E assim começamos aquele desafio. Eu com meu companheiro de treino combinamos ir tranquilos, eu agradeci já que voltava de uma lesão na panturrilha que desde do principio do ano vem me trazendo muita falta de treino e, consequentemente, ritmo. E assim partimos tranquilos, aliás bem tranquilos. Chega até ser difícil ir "na manha", a gente quer acelerar mas sabe que não pode senão não chega, tem que cumprir o planejado. No kilómetro 6, alguns dos companheiros de equipe nos alcançaram e então não tive dúvidas, saquei o telefone e fizemos uma transmissão ao vivo!!! Ao vivo para todo o país!! A energia estava a toda. Mais a frente alguém que assistia gritava “Alegria nas pernas! Tem que ter alegria nas pernas”. Esse é o espirito da corrida!
O pessoal se dispersou e eu e meu amigo atleta seguimos juntos lado a lado, no pace (Velocidade) programado. Os primeiros 10km foram tranquilos, dentro do planejado. Chegamos ao kilómetro 20 muito bem, um pouco mais rápido mas ainda dentro do combinado e fisicamente bem. Um dava forcas para o outro, e nessa troca de energia íamos seguindo sem maiores problemas.
Então, naquele momento, cometi uma erro típico, fazer contas. Contas de quantos Km faria naquele ritmos. Pois bem, não demorou muito para meu chapa reclamar que suas pernas estavam pesadas, e dizendo para que eu seguisse adiante sozinho. Eu disse não, começamos juntos e juntos vamos terminar! Porém ao redor do kilómetro 23 o cara parou e me disse "vai", eu tentei motiva-lo, até puxei o cara pelo braço mas ele disse que não dava, que depois me alcançaria. Eu não tinha alternativa, se parasse não conseguiria voltar, quem corre sabe, se quebra o ritmo complica, ainda mais com toda aquela distância ainda pela frente.
E assim continuei, mas agora com uma grande dúvida na cabeça: será que conseguiria? Quando vamos com alguém ao lado fica mais fácil um vai dando forças ao outro. Lembra do ditado africano do artigo do piriri? "Se quiser ir rápido vá sozinho. Se quer ir longe vá acompanhado”. Pois bem, assim segui em frente, já no kilómetro 29 ainda com muita energia, senti a tão temida panturrilha. Do nada o tal pesadelo voltou! Senti uma leve fisgada no músculo da perna direita, na hora diminui a velocidade. A dor não era forte mas preocupante. Eu tinha que me preservar para a prova alvo de Montevideu. Com o ritmo mais baixo a dor insistia e não tive outra opção, e então no kilómetro 30 com exatos 3 horas de prova eu caminhei.

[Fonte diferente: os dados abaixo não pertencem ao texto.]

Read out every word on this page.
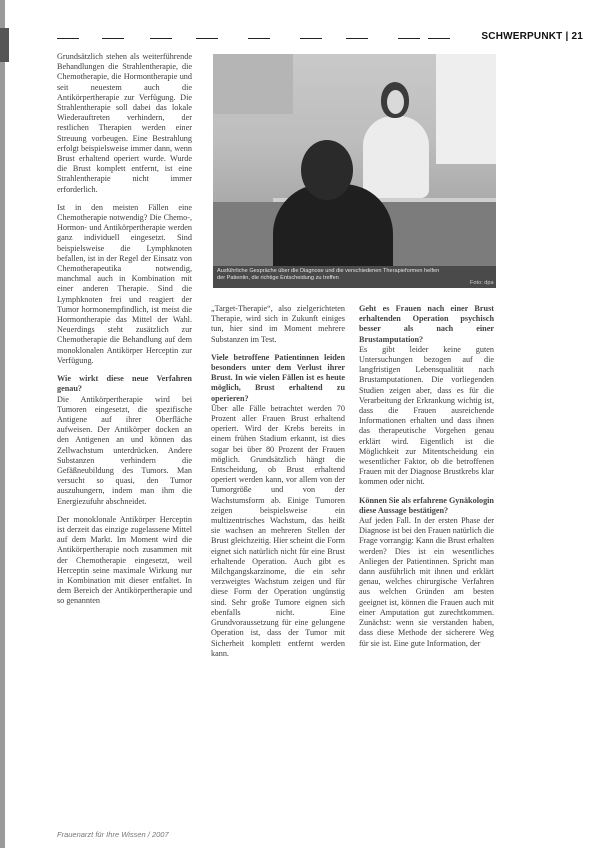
SCHWERPUNKT | 21

Grundsätzlich stehen als weiterführende Behandlungen die Strahlentherapie, die Chemotherapie, die Hormontherapie und seit neuestem auch die Antikörpertherapie zur Verfügung. Die Strahlentherapie soll dabei das lokale Wiederauftreten verhindern, der restlichen Therapien werden einer Streuung vorbeugen. Eine Bestrahlung erfolgt beispielsweise immer dann, wenn Brust erhaltend operiert wurde. Wurde die Brust komplett entfernt, ist eine Strahlentherapie nicht immer erforderlich.

Ist in den meisten Fällen eine Chemotherapie notwendig? Die Chemo-, Hormon- und Antikörpertherapie werden ganz individuell eingesetzt. Sind beispielsweise die Lymphknoten befallen, ist in der Regel der Einsatz von Chemotherapeutika notwendig, manchmal auch in Kombination mit einer anderen Therapie. Sind die Lymphknoten frei und reagiert der Tumor hormonempfindlich, ist meist die Hormontherapie das Mittel der Wahl. Neuerdings steht zusätzlich zur Chemotherapie die Behandlung auf dem monoklonalen Antikörper Herceptin zur Verfügung.

Wie wirkt diese neue Verfahren genau?

Die Antikörpertherapie wird bei Tumoren eingesetzt, die spezifische Antigene auf ihrer Oberfläche aufweisen. Der Antikörper docken an den Antigenen an und können das Zellwachstum unterdrücken. Andere Substanzen verhindern die Gefäßneubildung des Tumors. Man versucht so quasi, den Tumor auszuhungern, indem man ihm die Energiezufuhr abschneidet.

Der monoklonale Antikörper Herceptin ist derzeit das einzige zugelassene Mittel auf dem Markt. Im Moment wird die Antikörpertherapie noch zusammen mit der Chemotherapie eingesetzt, weil Herceptin seine maximale Wirkung nur in Kombination mit dieser entfaltet. In dem Bereich der Antikörpertherapie und so genannten

Ausführliche Gespräche über die Diagnose und die verschiedenen Therapieformen helfen der Patientin, die richtige Entscheidung zu treffen
Foto: dpa

„Target-Therapie“, also zielgerichteten Therapie, wird sich in Zukunft einiges tun, hier sind im Moment mehrere Substanzen im Test.

Viele betroffene Patientinnen leiden besonders unter dem Verlust ihrer Brust. In wie vielen Fällen ist es heute möglich, Brust erhaltend zu operieren?

Über alle Fälle betrachtet werden 70 Prozent aller Frauen Brust erhaltend operiert. Wird der Krebs bereits in einem frühen Stadium erkannt, ist dies sogar bei über 80 Prozent der Frauen möglich. Grundsätzlich hängt die Entscheidung, ob Brust erhaltend operiert werden kann, vor allem von der Tumorgröße und von der Wachstumsform ab. Einige Tumoren zeigen beispielsweise ein multizentrisches Wachstum, das heißt sie wachsen an mehreren Stellen der Brust gleichzeitig. Hier scheint die Form eignet sich natürlich nicht für eine Brust erhaltende Operation. Auch gibt es Milchgangskarzinome, die ein sehr verzweigtes Wachstum zeigen und für diese Form der Operation ungünstig sind. Sehr große Tumore eignen sich ebenfalls nicht. Eine Grundvoraussetzung für eine gelungene Operation ist, dass der Tumor mit Sicherheit komplett entfernt werden kann.

Geht es Frauen nach einer Brust erhaltenden Operation psychisch besser als nach einer Brustamputation?

Es gibt leider keine guten Untersuchungen bezogen auf die langfristigen Lebensqualität nach Brustamputationen. Die vorliegenden Studien zeigen aber, dass es für die Verarbeitung der Erkrankung wichtig ist, dass die Frauen ausreichende Informationen erhalten und dass ihnen das therapeutische Vorgehen genau erklärt wird. Eigentlich ist die Möglichkeit zur Mitentscheidung ein wesentlicher Faktor, ob die betroffenen Frauen mit der Diagnose Brustkrebs klar kommen oder nicht.

Können Sie als erfahrene Gynäkologin diese Aussage bestätigen?

Auf jeden Fall. In der ersten Phase der Diagnose ist bei den Frauen natürlich die Frage vorrangig: Kann die Brust erhalten werden? Dies ist ein wesentliches Anliegen der Patientinnen. Spricht man dann ausführlich mit ihnen und erklärt genau, welches chirurgische Verfahren aus welchen Gründen am besten geeignet ist, können die Frauen auch mit einer Amputation gut zurechtkommen. Zunächst: wenn sie verstanden haben, dass diese Methode der sicherere Weg für sie ist. Eine gute Information, der

Frauenarzt für Ihre Wissen / 2007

Com a cabeça baixa, me senti decepcionado. Só mais 20 minutos e eu teria cumprido o planejado. A dor insistia e agora também vinha a tona uma dor chata no joelho. Putz, nessa hora passa muita coisa pela cabeça. Mas decidi não me desaminar, iria finalizar aquela prova. E assim segui em frente, fiz uma cara de “mau” e não parei, algumas vezes correndo devagar, testando a tal panturrilha e outras vezes andando. Alguns kilómetro a frente meu companheiro de largada me passou, ele vinha num ritmo bom. Havia se recuperado bem e assim seguiu em frente.
Depois dessa "luta interior”, eu de cara emburrada mas sem desistir cruzei a linha de chegada para então me sentir fortalecido. Mentalmente fortalecido já que o corpo ainda com dor reclamava daquela luta. Mas continuo de pé, olhando em frente e focando na prova do Uruguay. Com dúvidas e apreensão essas duas semanas vão ser de pouco treino e muita fisioterapia e tratamento para recuperar a tempo a tal panturrilha.
Finalmente descalço e com dor nos pés cheguei até a padoca para então encontrar meus amigos atletas já na hidratação, no famoso suco de cevada, e festejando por mais um objetivo alcançado.
É isso ai, espero que tenham gostado. Um grande abraço.